LAGOS, Nigeria May 2024 – Prince Harry and Meghan Markle are making a big push to raise mental health awareness while they’re in Nigeria to promote the Invictus Games, a competition the prince set up for wounded military veterans a decade ago.
In separate engagements with children at a local school and military officials, the couple have highlighted the need for more openness in discussing mental health challenges, and learning how to “kick stigma away.” Both Harry and Meghan have discussed their own mental health difficulties in the past.
Members of the British royal family have visited Nigeria more than half a dozen times since Queen Elizabeth II’s tour in 1956, four years before independence. Harry and Meghan are the latest to drop by since King Charles visited in 2018 while still a prince. Meghan can claim a more personal connection with Nigeria — two years ago she said a DNA test showed she was 43% Nigerian.
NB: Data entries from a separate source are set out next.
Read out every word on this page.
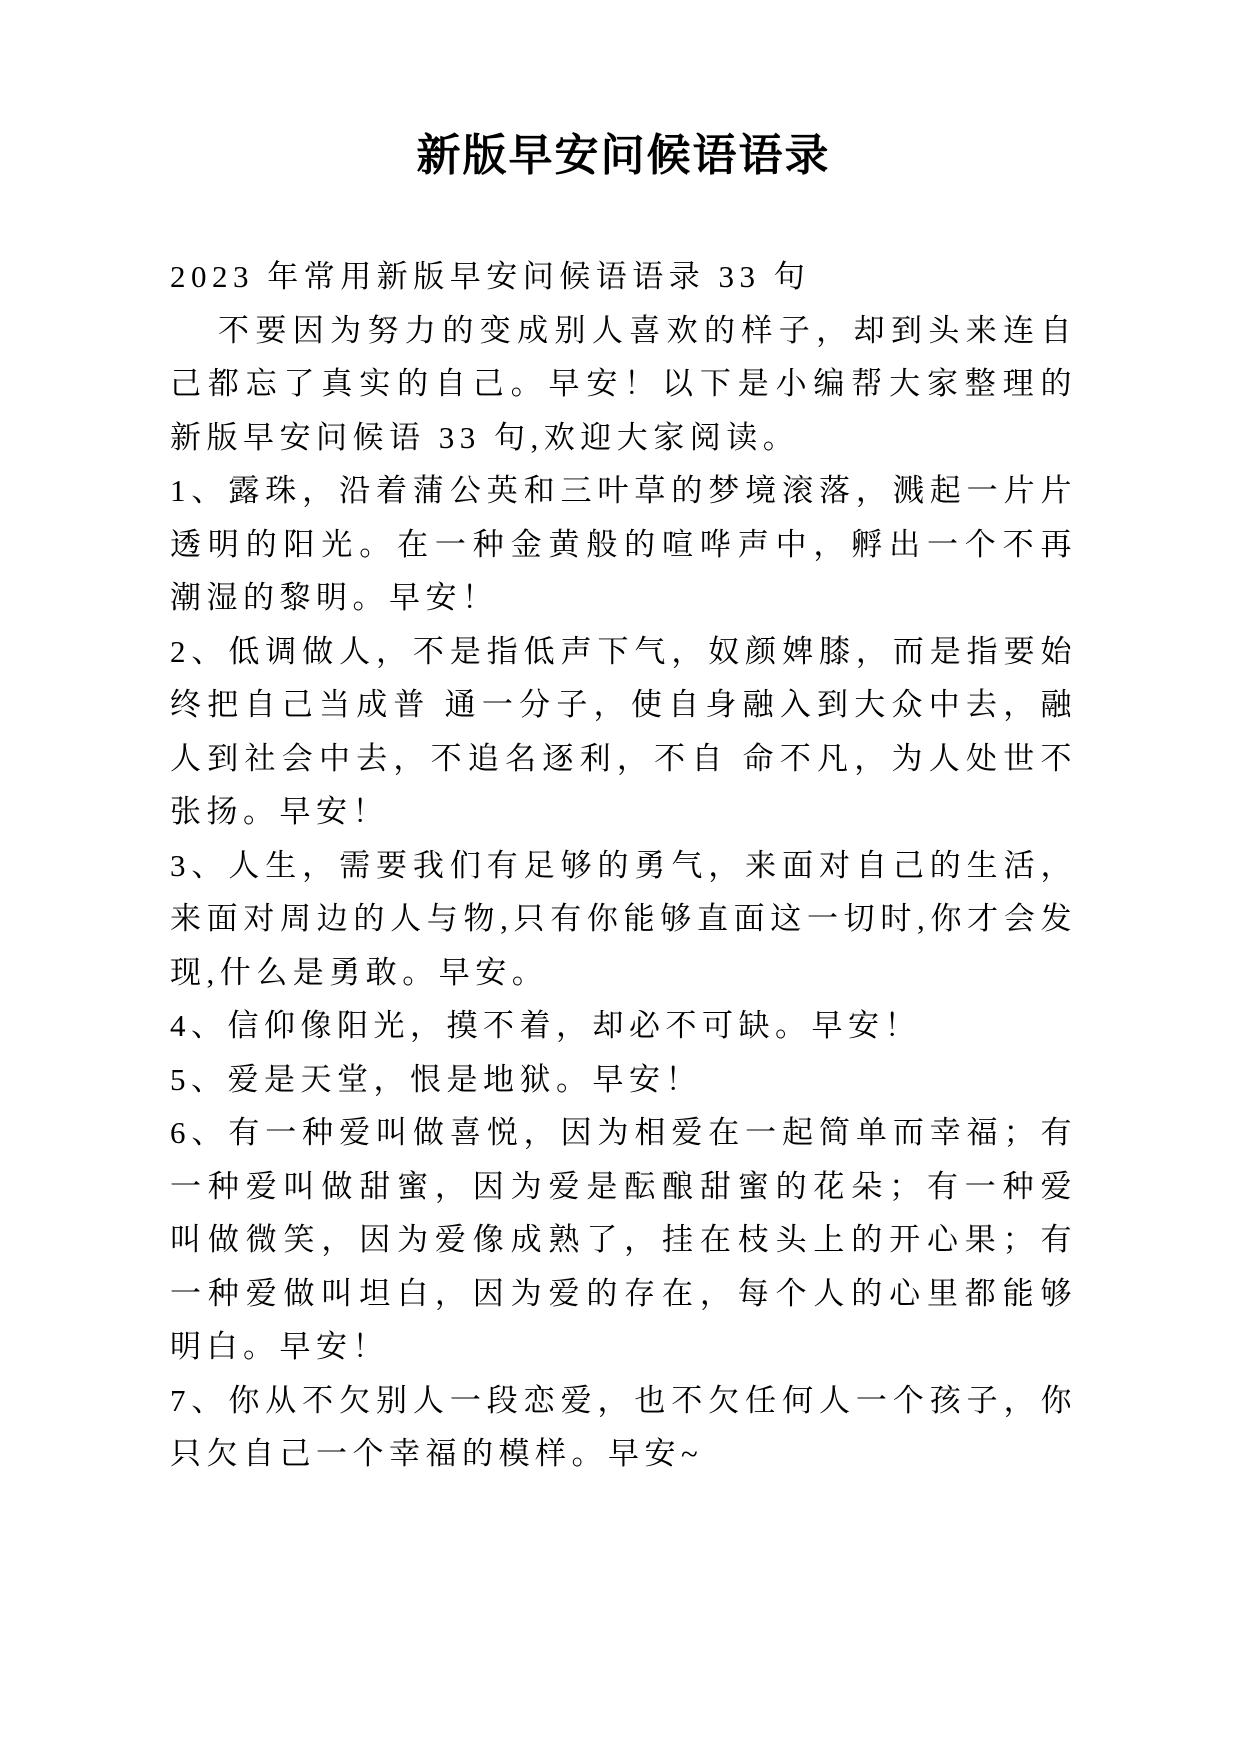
新版早安问候语语录

2023 年常用新版早安问候语语录 33 句

不要因为努力的变成别人喜欢的样子，却到头来连自己都忘了真实的自己。早安！以下是小编帮大家整理的新版早安问候语 33 句,欢迎大家阅读。

1、露珠，沿着蒲公英和三叶草的梦境滚落，溅起一片片透明的阳光。在一种金黄般的喧哗声中，孵出一个不再潮湿的黎明。早安！

2、低调做人，不是指低声下气，奴颜婢膝，而是指要始终把自己当成普 通一分子，使自身融入到大众中去，融人到社会中去，不追名逐利，不自 命不凡，为人处世不张扬。早安！

3、人生，需要我们有足够的勇气，来面对自己的生活，来面对周边的人与物,只有你能够直面这一切时,你才会发现,什么是勇敢。早安。

4、信仰像阳光，摸不着，却必不可缺。早安！

5、爱是天堂，恨是地狱。早安！

6、有一种爱叫做喜悦，因为相爱在一起简单而幸福；有一种爱叫做甜蜜，因为爱是酝酿甜蜜的花朵；有一种爱叫做微笑，因为爱像成熟了，挂在枝头上的开心果；有一种爱做叫坦白，因为爱的存在，每个人的心里都能够明白。早安！

7、你从不欠别人一段恋爱，也不欠任何人一个孩子，你只欠自己一个幸福的模样。早安~
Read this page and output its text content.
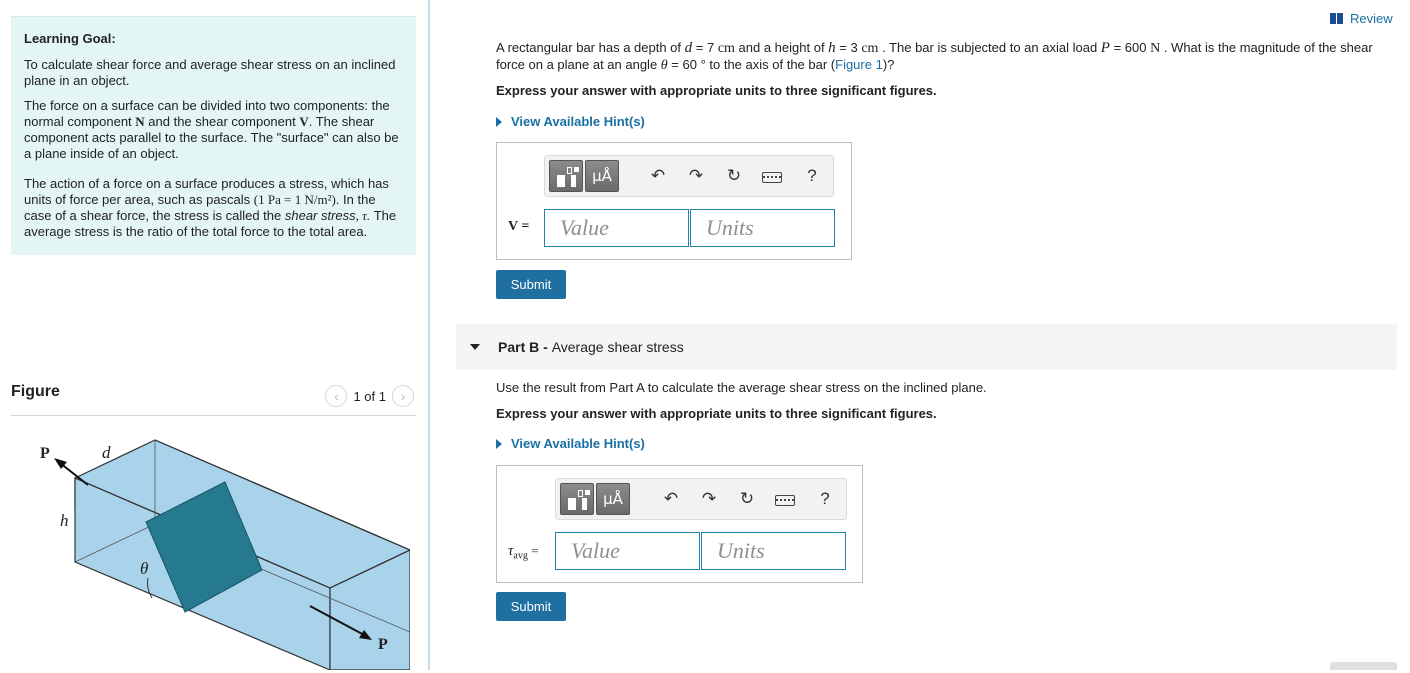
Learning Goal:

To calculate shear force and average shear stress on an inclined plane in an object.

The force on a surface can be divided into two components: the normal component N and the shear component V. The shear component acts parallel to the surface. The "surface" can also be a plane inside of an object.

The action of a force on a surface produces a stress, which has units of force per area, such as pascals (1 Pa = 1 N/m²). In the case of a shear force, the stress is called the shear stress, τ. The average stress is the ratio of the total force to the total area.

Figure	‹	1 of 1	›
P	d
h
θ
P
Review
A rectangular bar has a depth of d = 7 cm and a height of h = 3 cm . The bar is subjected to an axial load P = 600 N . What is the magnitude of the shear force on a plane at an angle θ = 60 ° to the axis of the bar (Figure 1)?
Express your answer with appropriate units to three significant figures.
View Available Hint(s)
μÅ	↶	↷	↻	?
V =	Value	Units
Submit
Part B - Average shear stress
Use the result from Part A to calculate the average shear stress on the inclined plane.
Express your answer with appropriate units to three significant figures.
View Available Hint(s)
μÅ	↶	↷	↻	?
$\tau_{avg}$ =	Value	Units
Submit
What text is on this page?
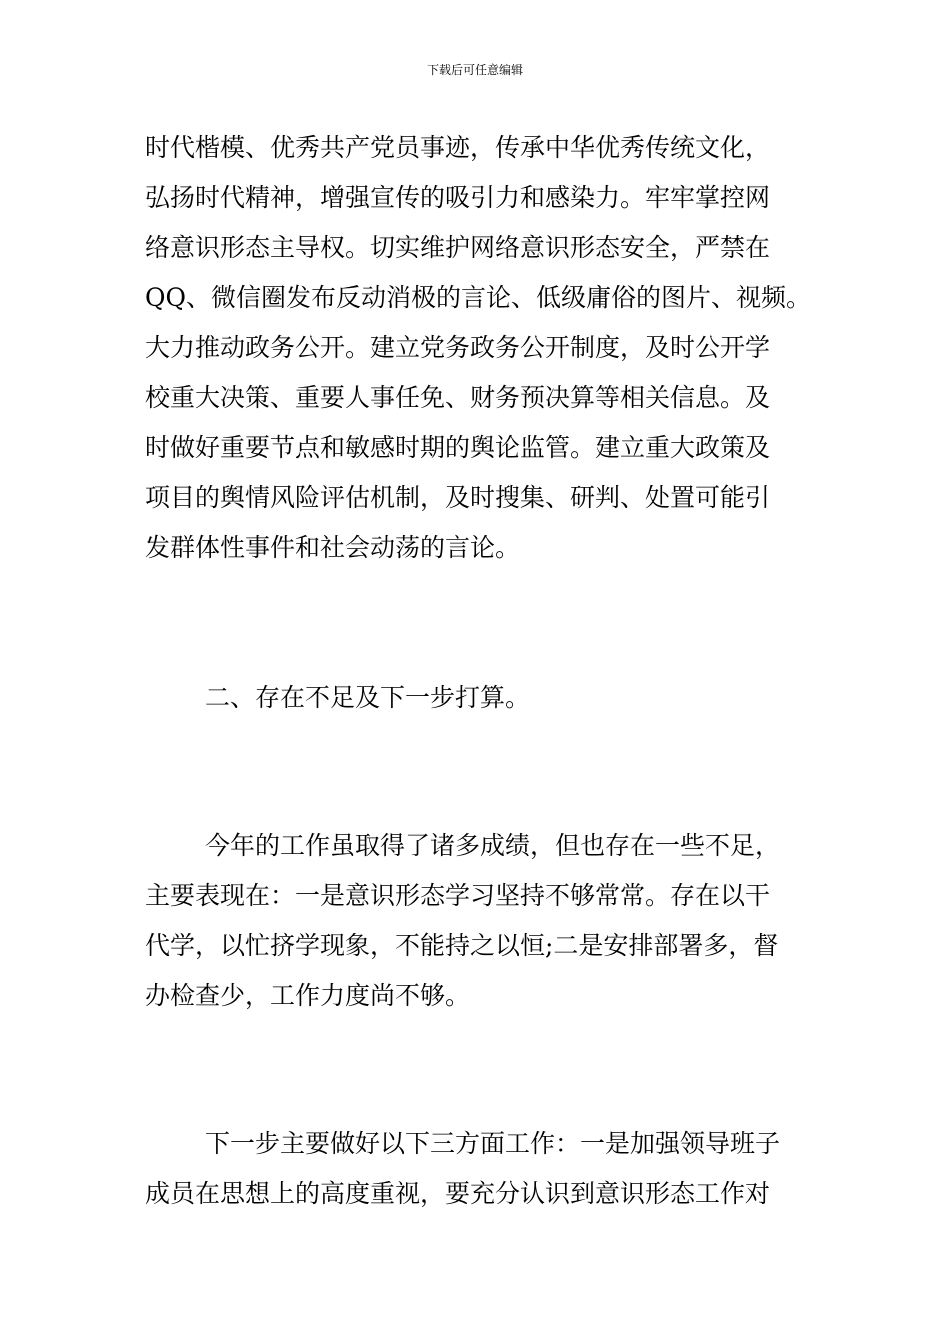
下载后可任意编辑
时代楷模、优秀共产党员事迹，传承中华优秀传统文化，
弘扬时代精神，增强宣传的吸引力和感染力。牢牢掌控网
络意识形态主导权。切实维护网络意识形态安全，严禁在
QQ、微信圈发布反动消极的言论、低级庸俗的图片、视频。
大力推动政务公开。建立党务政务公开制度，及时公开学
校重大决策、重要人事任免、财务预决算等相关信息。及
时做好重要节点和敏感时期的舆论监管。建立重大政策及
项目的舆情风险评估机制，及时搜集、研判、处置可能引
发群体性事件和社会动荡的言论。
二、存在不足及下一步打算。
今年的工作虽取得了诸多成绩，但也存在一些不足，
主要表现在：一是意识形态学习坚持不够常常。存在以干
代学，以忙挤学现象，不能持之以恒;二是安排部署多，督
办检查少，工作力度尚不够。
下一步主要做好以下三方面工作：一是加强领导班子
成员在思想上的高度重视，要充分认识到意识形态工作对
Their visit could draw attention to mental health in Nigeria as a public health concern requiring deliberate policy intervention. A National Mental Health law, signed last year to replace an antiquated pre-colonial ‘Lunacy Act,’ created a new department within the federal health ministry. It also barred discrimination against people who face mental health challenges. It’s supposed to have ushered in an era of mental health interventions which aim to provide deva for those with mental health needs and protect their rights.